His conclusion, in that last link on Twitter, was that “it illustrates that contact tracing and local lockdowns/quarantines aren’t a simple dichotomy – depending on how widely they are targeted, one can end up looking like the other, even if the initial approach is different.“
My own opinion is that it isn’t obviously feasible to isolate age-related parts of the community that way – speaking for myself, my own household spans such age groups.
Concluding comments
I support the temporary lockdown, learning the lessons from it and the moves to adjust it (downwards and upwards as judged necessary from sensible forecasts), drawing a balance between the nation’s health and the economic impacts, and I have no time for anything that smacks of anti-vaxxer or conspiracy theories, and anything that might encourage such crackpot ideas.
I’m afraid to say that some of the forecasts published on Twitter, and elsewhere, even by some well-qualified scientists who should know better (and presumably who have their own reasons for doing it – ambition, fame, politics…) do tend to encourage those with such opinions, and I’m very glad to see them called out. References available on application.

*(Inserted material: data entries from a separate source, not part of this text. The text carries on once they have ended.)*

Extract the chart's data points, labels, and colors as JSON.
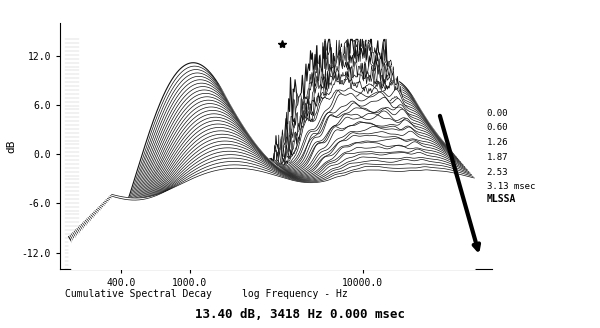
{
  "title": "13.40 dB, 3418 Hz 0.000 msec",
  "xlabel": "log Frequency - Hz",
  "ylabel": "dB",
  "x_label_left": "Cumulative Spectral Decay",
  "y_ticks": [
    -12.0,
    -6.0,
    0.0,
    6.0,
    12.0
  ],
  "y_tick_labels": [
    "-12.0",
    "-6.0",
    "0.0",
    "6.0",
    "12.0"
  ],
  "x_ticks_log": [
    400.0,
    1000.0,
    10000.0
  ],
  "x_tick_labels": [
    "400.0",
    "1000.0",
    "10000.0"
  ],
  "time_labels": [
    "0.00",
    "0.60",
    "1.26",
    "1.87",
    "2.53",
    "3.13 msec"
  ],
  "mlssa_label": "MLSSA",
  "freq_min": 200,
  "freq_max": 25000,
  "n_slices": 32,
  "background_color": "#e8e8e8",
  "line_color": "#111111",
  "face_color": "#ffffff"
}
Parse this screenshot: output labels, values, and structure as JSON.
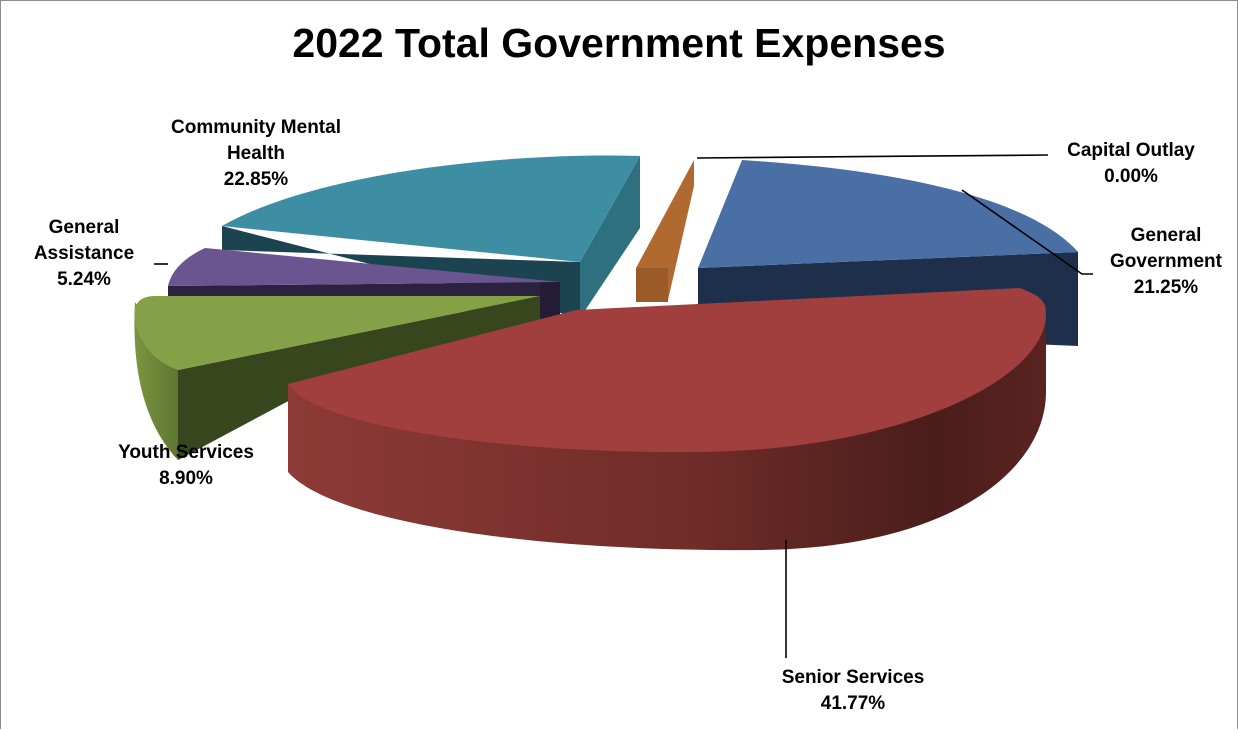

Added to the politicising, and subsequent refuting of simple precautions such as face-coverings and social distancing, one of the most dangerous tendencies (in the USA at least, but possibly on the increase here in the UK) is from those who say they won’t take a vaccine when available.
The current UK intervention measures are to be enhanced from tomorrow, September 23rd, following announcements today, as I write this post, and I will update the post to reflect a forecasting analysis including those announced changes.